Kata lain, pilihan-pilihan ekspresi diri secara individual dan kolektif sudah cukup banyak untuk bisa disalurkan. Di samping aksi unjuk rasa di jalan, juga aksi teatrikal yang tidak mengarahkan terlalu banyak massa protes di jalan. Ini saja dengan jalan aksi teatrikal mengandung seni perjuangan untuk melawan lupa atau membongkar topeng kuasa. Saya masih teringat suatu ungkapan yang mengatakan bahwa lebih berbahaya orang yang diam dan senyap daripada yang ceriwis dan banyak ocehan. Saya juga tidak mengatakan bersuara kritis itu tidak penting. 

Coba kita lihat! Orang yang diam atau tidak banyak bicara sekali waktu beraksi, maka kesannya begitu menghentakkan.

Sudah tentu, saya melihat aparat hukum tidak akan tinggal diam untuk mengontrol aksi teatrikal yang dipertontonkan penghukuman pancung. 

Aparat negara akan merekam kata-kata: penggal, penggal, gantung, gantung Jokowi!" Teriakan massa adalah teriakan murni dari jiwa tanpa permainan.
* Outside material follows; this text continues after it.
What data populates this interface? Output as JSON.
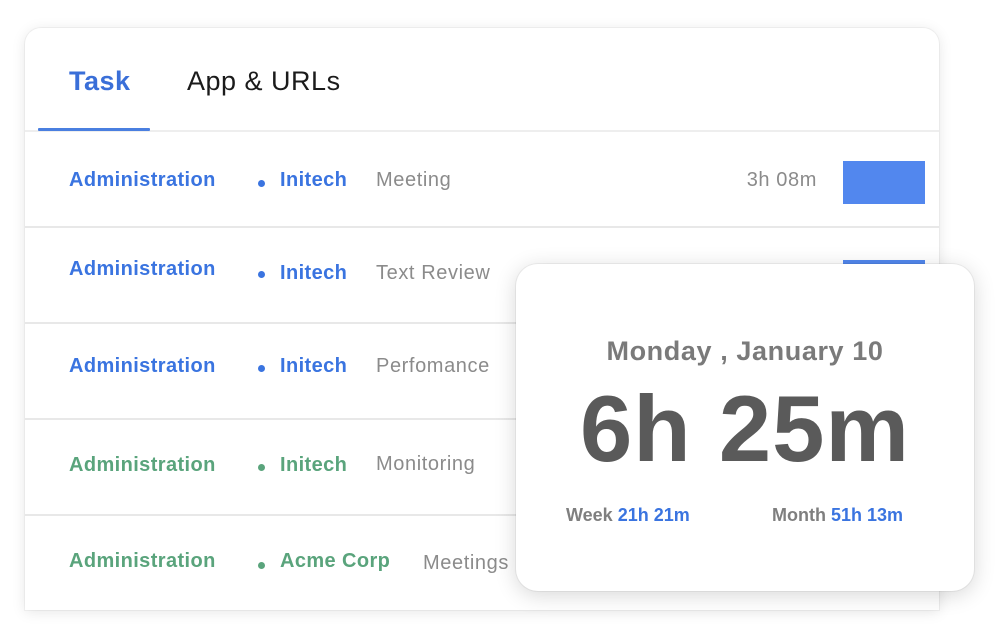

Suara kritis mereka tetap suara yang mengajak untuk mengembalikan kuasa di atas konstitusi. Saya dan Anda sadar, bahwa mereka bersuara tanpa kepentingan  sesaat, kecuali harapan masa depan bangsa. 

Mereka mencintai sebagaimana penyelenggara negara ingin keadilan dan kesejahteraan dengan cara meninggalkan hal-hal berlawanan tujuan kita membangun negara dan bangsa. Saya kira, sampai di sini kita semua paham. Atau sebagian saja yang paham tentang kondisi negeri kita. 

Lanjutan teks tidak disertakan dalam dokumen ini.